15.3 Overview of the microclimate data
The compressed files referred to above include microclimate data for Australia and North America, and comprises a subset of the the global microclimate data set ‘microclim’ published by Kearney et al. (2014) and discussed in lecture. You can obtain the full data set at this site.
The full data set includes estimates of 24hr cycles of each variable for the entire globe for a typical (average) day for each month of the year, for six shade levels and three substrate types (rock, sand and soil). It is a very large data set (415 gigabytes!) and so, for the purposes of this prac, we have cropped the data set to Australia and North America (using the crop
function of the raster package). Moreover, we have only supplied data for the months of January and July (i.e. the hottest/coldest times of year, depending on the hemisphere), for zero or full shade, and for the soil substrate type only.
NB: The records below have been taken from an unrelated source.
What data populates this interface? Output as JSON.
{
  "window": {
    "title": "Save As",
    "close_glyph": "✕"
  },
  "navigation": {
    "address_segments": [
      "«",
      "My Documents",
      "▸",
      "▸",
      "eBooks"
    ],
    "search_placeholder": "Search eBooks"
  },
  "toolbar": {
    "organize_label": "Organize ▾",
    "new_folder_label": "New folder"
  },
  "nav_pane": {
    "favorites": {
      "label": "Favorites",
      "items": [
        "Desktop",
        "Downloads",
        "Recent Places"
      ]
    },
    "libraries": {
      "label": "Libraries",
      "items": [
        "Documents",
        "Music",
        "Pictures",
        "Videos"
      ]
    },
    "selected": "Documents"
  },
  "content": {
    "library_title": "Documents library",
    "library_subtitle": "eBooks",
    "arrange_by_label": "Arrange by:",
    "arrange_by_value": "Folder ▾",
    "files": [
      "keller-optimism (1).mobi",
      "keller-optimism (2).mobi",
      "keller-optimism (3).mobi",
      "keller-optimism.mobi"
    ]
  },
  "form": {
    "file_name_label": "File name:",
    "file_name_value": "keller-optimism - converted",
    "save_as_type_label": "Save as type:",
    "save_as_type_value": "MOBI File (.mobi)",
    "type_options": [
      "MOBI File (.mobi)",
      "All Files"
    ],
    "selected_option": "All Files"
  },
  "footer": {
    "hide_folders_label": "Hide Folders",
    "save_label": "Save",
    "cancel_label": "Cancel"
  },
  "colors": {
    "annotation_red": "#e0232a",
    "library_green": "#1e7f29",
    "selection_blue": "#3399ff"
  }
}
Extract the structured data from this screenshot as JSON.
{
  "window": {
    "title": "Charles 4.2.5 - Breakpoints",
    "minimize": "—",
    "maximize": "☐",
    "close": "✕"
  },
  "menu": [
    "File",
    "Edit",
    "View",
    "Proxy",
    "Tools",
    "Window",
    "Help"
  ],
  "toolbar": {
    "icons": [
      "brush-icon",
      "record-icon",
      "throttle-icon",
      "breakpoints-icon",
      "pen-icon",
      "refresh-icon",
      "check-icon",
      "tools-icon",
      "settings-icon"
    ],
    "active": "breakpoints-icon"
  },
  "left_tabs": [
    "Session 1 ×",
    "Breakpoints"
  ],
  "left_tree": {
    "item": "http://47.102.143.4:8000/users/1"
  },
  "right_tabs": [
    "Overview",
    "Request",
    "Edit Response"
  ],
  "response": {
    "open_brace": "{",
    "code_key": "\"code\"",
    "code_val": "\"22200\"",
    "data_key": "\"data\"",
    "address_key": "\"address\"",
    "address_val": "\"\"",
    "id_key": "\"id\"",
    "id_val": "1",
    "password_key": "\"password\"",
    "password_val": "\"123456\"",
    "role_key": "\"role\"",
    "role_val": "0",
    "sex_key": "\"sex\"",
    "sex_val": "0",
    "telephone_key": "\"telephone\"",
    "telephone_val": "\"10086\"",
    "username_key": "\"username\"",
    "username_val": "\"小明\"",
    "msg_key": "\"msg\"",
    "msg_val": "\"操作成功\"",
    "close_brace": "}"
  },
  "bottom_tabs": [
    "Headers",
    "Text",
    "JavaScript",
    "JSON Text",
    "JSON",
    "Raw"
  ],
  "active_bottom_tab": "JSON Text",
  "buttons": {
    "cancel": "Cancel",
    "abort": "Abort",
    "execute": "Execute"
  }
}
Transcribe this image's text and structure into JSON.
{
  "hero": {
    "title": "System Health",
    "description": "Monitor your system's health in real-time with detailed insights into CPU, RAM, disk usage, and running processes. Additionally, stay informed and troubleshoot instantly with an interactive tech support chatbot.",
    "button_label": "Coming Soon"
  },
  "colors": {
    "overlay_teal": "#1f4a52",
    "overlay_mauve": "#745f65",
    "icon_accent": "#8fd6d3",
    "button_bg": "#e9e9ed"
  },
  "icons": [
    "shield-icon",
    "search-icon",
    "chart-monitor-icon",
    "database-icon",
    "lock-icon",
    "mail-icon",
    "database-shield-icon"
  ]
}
To decompress the files into your working directory, you can use the unzip
function of R where you specify a file to unzip first (without a path as we are assuming it is in our working directory) and a location to unzip to (here putting it within the current folder in a subfolder called ‘microclim_Aust’).
unzip('microclim_Aust.zip', exdir = "./microclim_Aust")
Have a look at the folder ’microclim_Aust. Inside you will see folders for 10 different variables. These are all the variables we need to compute a heat and water budget for an organism.
solar_radiation_Wm2
zenith_angle
wind_speed_ms_10m
wind_speed_ms_1cm
air_temperature_degC_120cm
air_temperature_degC_1cm
relative_humidity_pct_120cm
relative_humidity_pct_1cm
sky_temperature_degC
substrate_temperature_degC
As discussed in Kearney et al. (2014), these microclimate layers have been computed with the NicheMapR microclimate model. We will look at each of these layers in turn.